Koordinaten: 54° 14′ 0″ N, 1° 51′ 0″ O
Der Silverpit-Krater ist ein nahe der Küste Großbritanniens in der Nordsee liegender Krater. Er wurde im Jahr 2001 während einer Analyse seismischer Daten entdeckt, die während der Suche nach Ölquellen gesammelt wurden. Anfänglich wurde er für einen Einschlagkrater gehalten, jedoch wurden seitdem auch alternative Ursprünge vorgeschlagen. Der Silverpit-Krater wird auf ein Alter von etwa 55–65 Millionen Jahren geschätzt.

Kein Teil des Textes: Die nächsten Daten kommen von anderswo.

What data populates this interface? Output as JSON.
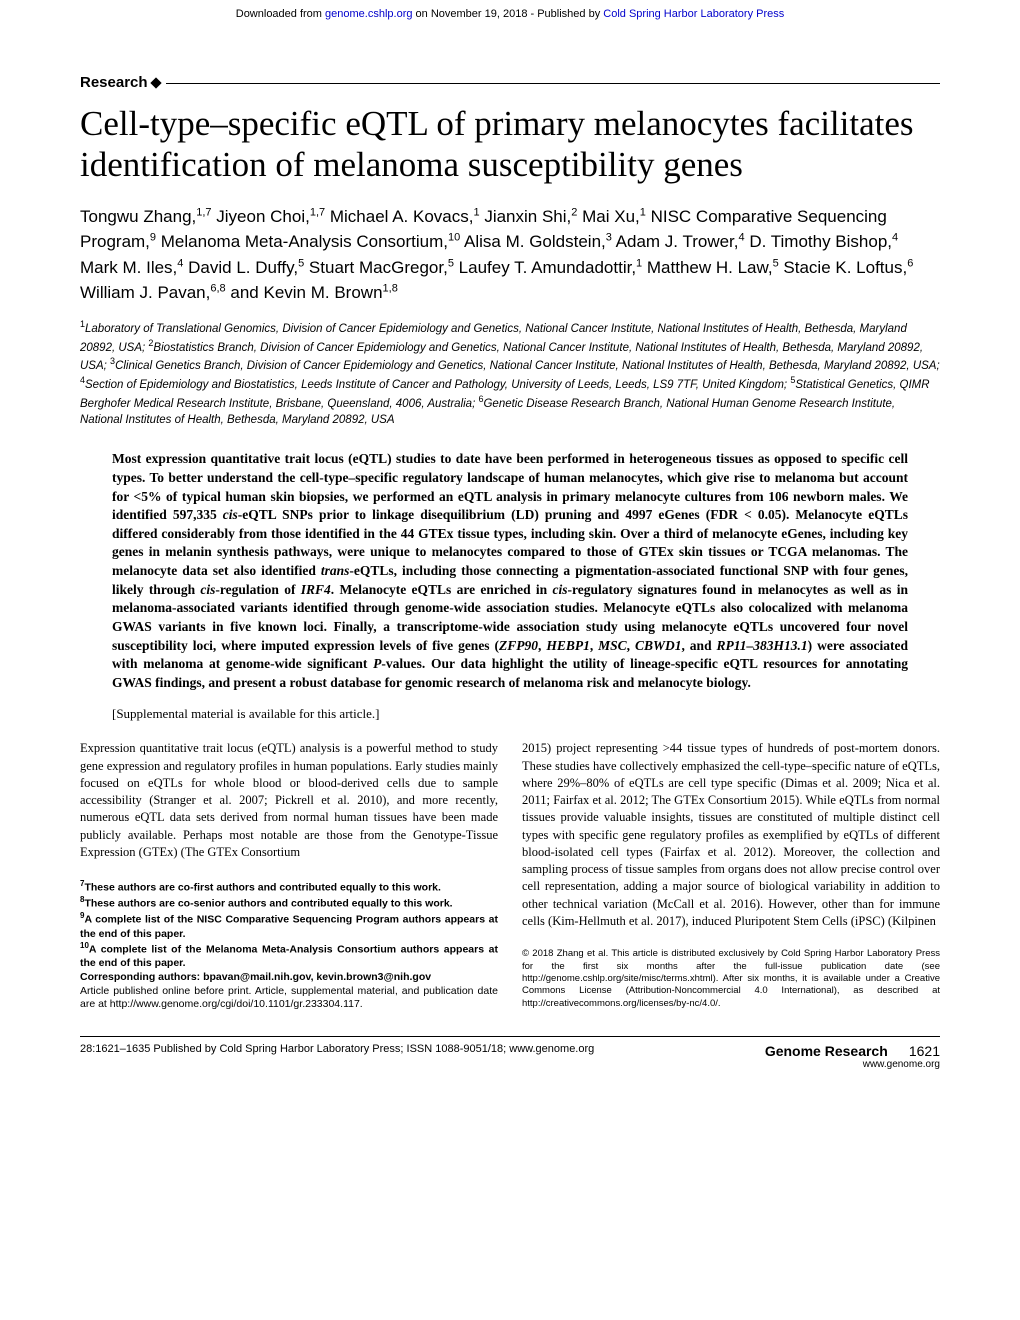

Während einer Suche nach unbekannten Ölquellen wurden 2001 seismische Daten einer Region in 130 Kilometern Entfernung zum Ästuar des Flusses Humber erhoben. Die Geologen Simon Stewart (von BP) und Phillip Allen (Production Geoscience Ltd.) stießen bei der Analyse dieser Daten auf eine nicht verzeichnete Anomalie. Allen bemerkte eine Reihe konzentrischer Ringe, konnte diese jedoch nicht interpretieren und hängte ein Bild der Messungen in seinem Büro auf. Stewart, aus anderen Gründen zu Besuch bei Production Geoscience, sah diese Karte und schlug als möglichen Ursprung einen Einschlagkrater vor. Die Entdeckung wie auch die vorläufige Hypothese zum Ursprung des Kraters wurden 2002 in der Zeitschrift Nature veröffentlicht. (Lit.: Stewart und Allen, 2002)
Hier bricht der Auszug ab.